The US dollar has rallied initially during the day on Tuesday but ended up finding resistance above, only to turn around and fall significantly. The 1.28 level underneath could be supportive, and I think that support extends down to the 1.2750 level, an area that is much more important on longer-term charts. I believe that if we can break above the 1.29 level, then the market probably goes looking towards the 1.30 level, an area that I think will determine where we go for quite some time. It’s going to take several attempts to break above there, but if interest rates in the United States continue to climb, I think that’s exactly what happens. The oil markets will exacerbate this bullish pressure if they roll over, which of course is negative for the Canadian dollar.
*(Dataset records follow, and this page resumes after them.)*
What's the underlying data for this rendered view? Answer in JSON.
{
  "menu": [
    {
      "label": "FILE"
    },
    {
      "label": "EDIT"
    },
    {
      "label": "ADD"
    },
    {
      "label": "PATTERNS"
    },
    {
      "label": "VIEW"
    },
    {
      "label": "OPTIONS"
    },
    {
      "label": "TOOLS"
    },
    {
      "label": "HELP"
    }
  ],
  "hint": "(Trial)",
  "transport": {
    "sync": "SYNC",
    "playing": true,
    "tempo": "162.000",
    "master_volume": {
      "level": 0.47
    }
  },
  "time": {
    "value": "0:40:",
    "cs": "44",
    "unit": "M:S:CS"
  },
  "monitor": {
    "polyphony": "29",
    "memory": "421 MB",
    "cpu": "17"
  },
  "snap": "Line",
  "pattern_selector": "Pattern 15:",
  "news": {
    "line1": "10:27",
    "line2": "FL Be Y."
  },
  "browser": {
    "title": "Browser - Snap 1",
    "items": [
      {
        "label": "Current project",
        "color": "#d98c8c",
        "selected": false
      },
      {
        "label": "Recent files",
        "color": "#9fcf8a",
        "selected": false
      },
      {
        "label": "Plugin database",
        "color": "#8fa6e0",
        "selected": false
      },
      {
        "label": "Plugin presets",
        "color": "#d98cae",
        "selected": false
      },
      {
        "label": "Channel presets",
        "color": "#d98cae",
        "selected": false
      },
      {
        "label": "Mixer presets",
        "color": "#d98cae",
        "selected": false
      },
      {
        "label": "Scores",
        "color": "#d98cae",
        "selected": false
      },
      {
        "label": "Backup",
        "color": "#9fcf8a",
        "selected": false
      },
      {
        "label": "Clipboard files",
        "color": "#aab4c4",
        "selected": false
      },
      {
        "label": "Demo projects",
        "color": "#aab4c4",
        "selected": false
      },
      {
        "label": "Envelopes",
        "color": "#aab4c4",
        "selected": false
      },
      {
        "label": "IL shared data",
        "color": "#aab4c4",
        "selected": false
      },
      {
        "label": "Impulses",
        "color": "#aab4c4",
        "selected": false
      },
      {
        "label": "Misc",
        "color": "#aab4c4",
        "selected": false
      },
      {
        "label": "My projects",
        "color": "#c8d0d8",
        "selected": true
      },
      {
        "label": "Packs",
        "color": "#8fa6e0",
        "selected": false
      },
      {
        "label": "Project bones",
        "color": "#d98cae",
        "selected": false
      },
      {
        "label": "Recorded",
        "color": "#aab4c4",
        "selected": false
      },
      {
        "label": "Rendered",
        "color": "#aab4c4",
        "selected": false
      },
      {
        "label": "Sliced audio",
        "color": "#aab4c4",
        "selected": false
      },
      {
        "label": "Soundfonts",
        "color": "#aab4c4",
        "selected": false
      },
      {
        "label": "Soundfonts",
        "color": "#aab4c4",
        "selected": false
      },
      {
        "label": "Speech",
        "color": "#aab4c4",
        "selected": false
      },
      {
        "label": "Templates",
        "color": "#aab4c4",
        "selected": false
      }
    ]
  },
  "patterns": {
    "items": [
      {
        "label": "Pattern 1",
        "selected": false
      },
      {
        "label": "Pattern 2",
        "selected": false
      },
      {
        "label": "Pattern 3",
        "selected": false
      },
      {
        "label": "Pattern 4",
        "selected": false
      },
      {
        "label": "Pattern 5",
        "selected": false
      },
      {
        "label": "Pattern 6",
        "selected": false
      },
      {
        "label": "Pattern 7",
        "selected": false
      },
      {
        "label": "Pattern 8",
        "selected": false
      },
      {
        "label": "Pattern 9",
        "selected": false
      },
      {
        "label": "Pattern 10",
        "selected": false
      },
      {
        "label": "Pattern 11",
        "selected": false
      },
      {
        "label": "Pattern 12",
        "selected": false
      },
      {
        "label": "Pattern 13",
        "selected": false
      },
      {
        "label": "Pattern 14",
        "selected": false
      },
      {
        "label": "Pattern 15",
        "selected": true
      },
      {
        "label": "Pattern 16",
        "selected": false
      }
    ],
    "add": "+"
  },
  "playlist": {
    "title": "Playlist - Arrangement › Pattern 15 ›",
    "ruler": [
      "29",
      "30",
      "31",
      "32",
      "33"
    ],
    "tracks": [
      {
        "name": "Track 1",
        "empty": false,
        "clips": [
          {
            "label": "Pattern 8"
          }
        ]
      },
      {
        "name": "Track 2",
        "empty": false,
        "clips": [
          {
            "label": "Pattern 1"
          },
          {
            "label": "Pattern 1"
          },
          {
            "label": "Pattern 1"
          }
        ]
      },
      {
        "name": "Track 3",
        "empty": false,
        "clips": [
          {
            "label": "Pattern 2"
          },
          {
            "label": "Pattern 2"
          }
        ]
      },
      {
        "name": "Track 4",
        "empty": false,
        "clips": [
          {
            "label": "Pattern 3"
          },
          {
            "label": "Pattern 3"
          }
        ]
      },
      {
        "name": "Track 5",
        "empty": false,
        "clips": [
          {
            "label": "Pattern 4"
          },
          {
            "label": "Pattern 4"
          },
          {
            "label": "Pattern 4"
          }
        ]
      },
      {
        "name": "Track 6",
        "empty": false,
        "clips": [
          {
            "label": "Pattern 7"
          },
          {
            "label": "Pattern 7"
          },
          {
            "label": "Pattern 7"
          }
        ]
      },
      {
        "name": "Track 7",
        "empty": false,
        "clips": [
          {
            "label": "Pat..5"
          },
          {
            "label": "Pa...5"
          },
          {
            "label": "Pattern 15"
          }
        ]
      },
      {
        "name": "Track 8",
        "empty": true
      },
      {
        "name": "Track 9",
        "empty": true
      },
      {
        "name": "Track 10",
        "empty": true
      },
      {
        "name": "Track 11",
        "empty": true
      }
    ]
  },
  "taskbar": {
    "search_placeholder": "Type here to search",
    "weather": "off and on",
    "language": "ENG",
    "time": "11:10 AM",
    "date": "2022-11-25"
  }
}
The alternate scenario of course is that oil spikes, and perhaps interest rates in America fall. If that happens, then we could reach towards the 1.2750 level underneath. If you break down below that level, the market could go down to the 1.26 handle, perhaps even lower than that. The 1.25 level under that would be the longer-term target, an area that has been important more than once. I expect a lot of volatility in this market, but I also recognize that we will probably continue to see the US dollar, in focus as treasury markets continue to offer higher yields. As that happens, more money comes back in looking for greenbacks to pick up those notes. In general, this is a market that I think continues to be very volatile, but I do favor the upside.